Artist's rendition of what it would be like to try to prioritize payments. (AP)
This option is known as “prioritization.” It’s the idea that the government can selectively pay some of its bills so that the nation doesn't default on, say, its payments to bondholders — a scary scenario that could roil the world's financial markets. Prioritization may sound appealing. But there’s also good reason to think it wouldn't work.
Consider how the U.S. government actually pays its bills. Each and every day, computers at the Treasury Department receive more than 2 million invoices from various agencies. The Department of Labor might say, for example, that it owes a contractor $3 million to fix up a building in Denver. The Treasury computers make sure the figures are correct and then authorize the payment. This is all done automatically, dozens of times per second.
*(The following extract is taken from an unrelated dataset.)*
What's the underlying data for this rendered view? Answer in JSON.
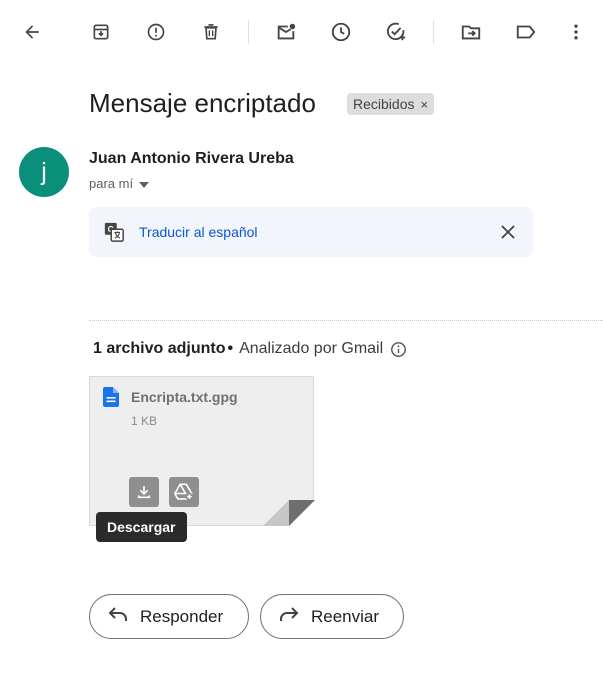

The Bipartisan Policy Center report, written by Shai Akabas and Brian Collins, argued that prioritization is infeasible. "It would involve sorting and choosing from nearly 100 million monthly payments," they write. There's no good way to stop paying the Education Department while making sure soldiers get paid. It's not clear that the Treasury Department even has the technical capacity to do this, let alone the legal authority.
The Obama administration, for its part, has maintained that it simply can't prioritize payments. "Any plan to prioritize some payments over others is simply default by another name," Lew wrote in his letter to Boehner. "There is no way of knowing the damage any prioritization plan would have on our economy and financial markets."
Other (unlikely) options for the debt ceiling
That leaves a few other possibilities if we breach the debt ceiling. First, Treasury could try to buy time by merely delaying payments — agency officials deemed this the least-bad approach back in 2011. If Treasury was facing $10 billion in obligations on Monday, but only $7 billion in revenue came in, the agency could wait until it had the full $10 billion on hand before paying Monday’s bills in full. The problem is that during the delay, Tuesday’s bills are piling up. Then Wednesday’s. This tactic would quickly become unsustainable.
Second, the White House’s Office of Management and Budget could try to stem the rush of invoices coming out of government agencies. Technically, the OMB has latitude to tell federal agencies that they can’t spend funds allotted them until later in the year — a power known as “apportionment.” The hitch is that this process can take weeks to have a meaningful impact, as former OMB official Barry Anderson told me back in January. And OMB can only slow the rate of agency spending; it can’t stop it altogether.
Third, the Obama administration could try to find some extraordinary way to get around the debt ceiling. Last fall, two legal scholars, Neil Buchanan and Michael Dorf, wrote a paper (pdf) arguing that Obama would be caught in a constitutional dilemma here. Congress has mandated that he spend money on certain programs, but they've also mandated that he can't borrow any more to pay for it. The least bad constitutional option, they say, is for Obama to ignore the debt ceiling and unilaterally issue new bonds.
Other Democrats have suggested that Obama can declare the ceiling unconstitutional under the 14th Amendment. Others have suggested that he should mint a platinum coin to fund the government (yes, really).
The problem with these schemes? Administration officials have explicitly ruled out these moves. Lew has insisted there are only two ways the debt ceiling fight can go: Either Congress lifts the debt ceiling, or the

 U.S. government will default on some of its payments. Obama is "not going to be negotiating over the debt limit," Lew told CNBC in August. "Congress has already authorized funding, committed us to make expenditures. We're now in a place where the only question is, will we pay the bills that the United States has incurred?"
What would be the economic consequences of default?
That's hard to forecast precisely. Let's say the Obama administration couldn't get around the debt ceiling and the U.S. government could suddenly only spend as much as it received in taxes. Then outlays would have to fall immediately by 32 percent in October. That would be a huge, sudden shot of austerity and could put a big dent in the economy.
It's also unclear what would happen if the U.S. government defaulted on a bond payment. Back in January, Michael Feroli, the chief economist of JP Morgan, told me that this scenario "would be like the financial market equivalent of that Hieronymus Bosch painting of hell." The global financial markets are structured around the notion that U.S. Treasuries are the safest asset in the world. If that assumption were ever called into question, havoc would ensue.
By contrast, Paul Krugman argues that the risk of default would likely send the U.S. dollar plunging. But, he writes, it's much less clear how a debt-ceiling fiasco would affect interest rates, especially if the Federal Reserve steps in to buy up Treasuries.
How much does the debt ceiling need to be raised by?
The Bipartisan Policy Center report estimates that Congress would need to raise the debt ceiling by around $1.1 trillion to allow the government to meet all of its obligations through the end of 2014.